Corticosteroids, a type of anti-inflammatory drug that can tamp down the effects of an immune system that is overreacting, have now been shown to help reduce coronavirus deaths by about one-third, compared to patients who did not receive the steroid treatment.
The study was conducted by a group of scientists and physicians assembled by the World Health Organization. The meta-analysis combined and evaluated the results of seven studies conducted from February to June. The steroids used in the various studies included commonly prescribed drugs like dexamethasone, hydrocortisone and methylprednisolone. The analysis found that of nearly 700 severely ill coronavirus patients, 32.7% of those treated with the steroids died and 41.5% of those receiving standard care or placebo drugs passed.

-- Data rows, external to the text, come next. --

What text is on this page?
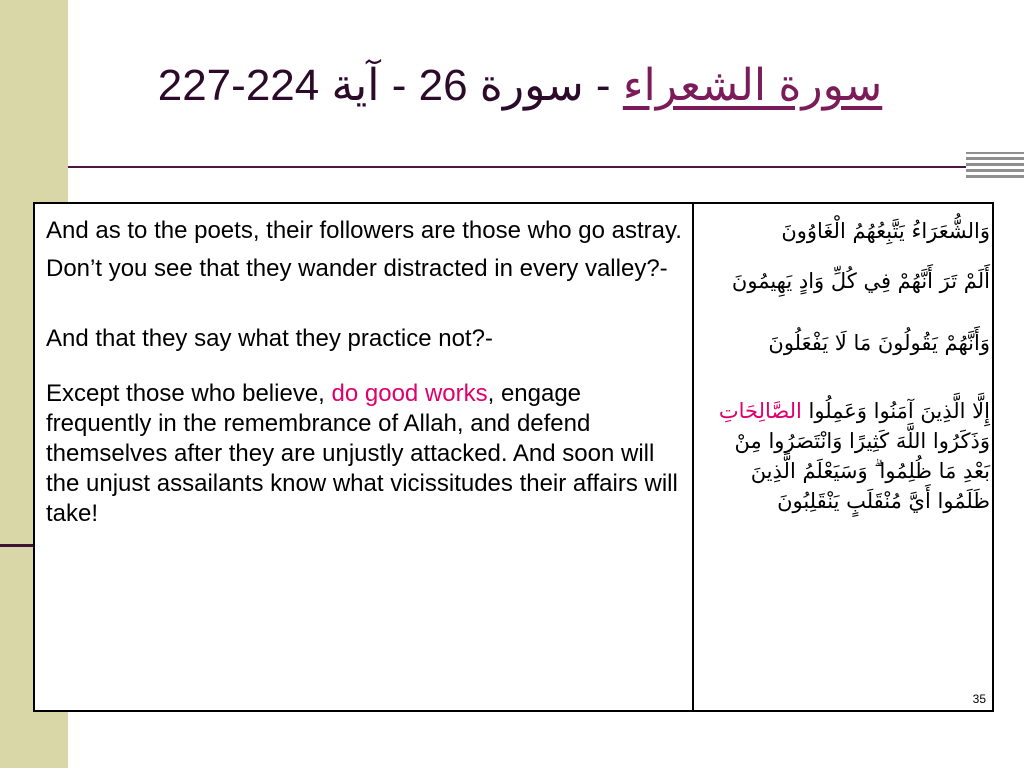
سورة الشعراء - سورة 26 - آية 224-227

And as to the poets, their followers are those who go astray.

Don’t you see that they wander distracted in every valley?-

And that they say what they practice not?-

Except those who believe, do good works, engage frequently in the remembrance of Allah, and defend themselves after they are unjustly attacked. And soon will the unjust assailants know what vicissitudes their affairs will take!

وَالشُّعَرَاءُ يَتَّبِعُهُمُ الْغَاوُونَ

أَلَمْ تَرَ أَنَّهُمْ فِي كُلِّ وَادٍ يَهِيمُونَ

وَأَنَّهُمْ يَقُولُونَ مَا لَا يَفْعَلُونَ

إِلَّا الَّذِينَ آمَنُوا وَعَمِلُوا الصَّالِحَاتِ وَذَكَرُوا اللَّهَ كَثِيرًا وَانْتَصَرُوا مِنْ بَعْدِ مَا ظُلِمُوا ۗ وَسَيَعْلَمُ الَّذِينَ ظَلَمُوا أَيَّ مُنْقَلَبٍ يَنْقَلِبُونَ

35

The results have sparked hope that widely available, inexpensive medications may be able to become standard treatments for severe cases of the virus. However, the steroids appear to be effective exclusively in already, severely ill patients and will not assist in preventing the disease or treating it during its earlier stages.
One co-author of the study, Dr. Derek Angus, told The Wall Street Journal that it is still too soon to understand exactly how steroids are working to treat the virus but that they seem to lessen the impact of a hyperactive immune response that has been considered a major cause of death in some coronavirus patients.
"It's almost death by friendly fire," Angus told the Journal. "You end up causing more trouble with your own immune system than the virus itself."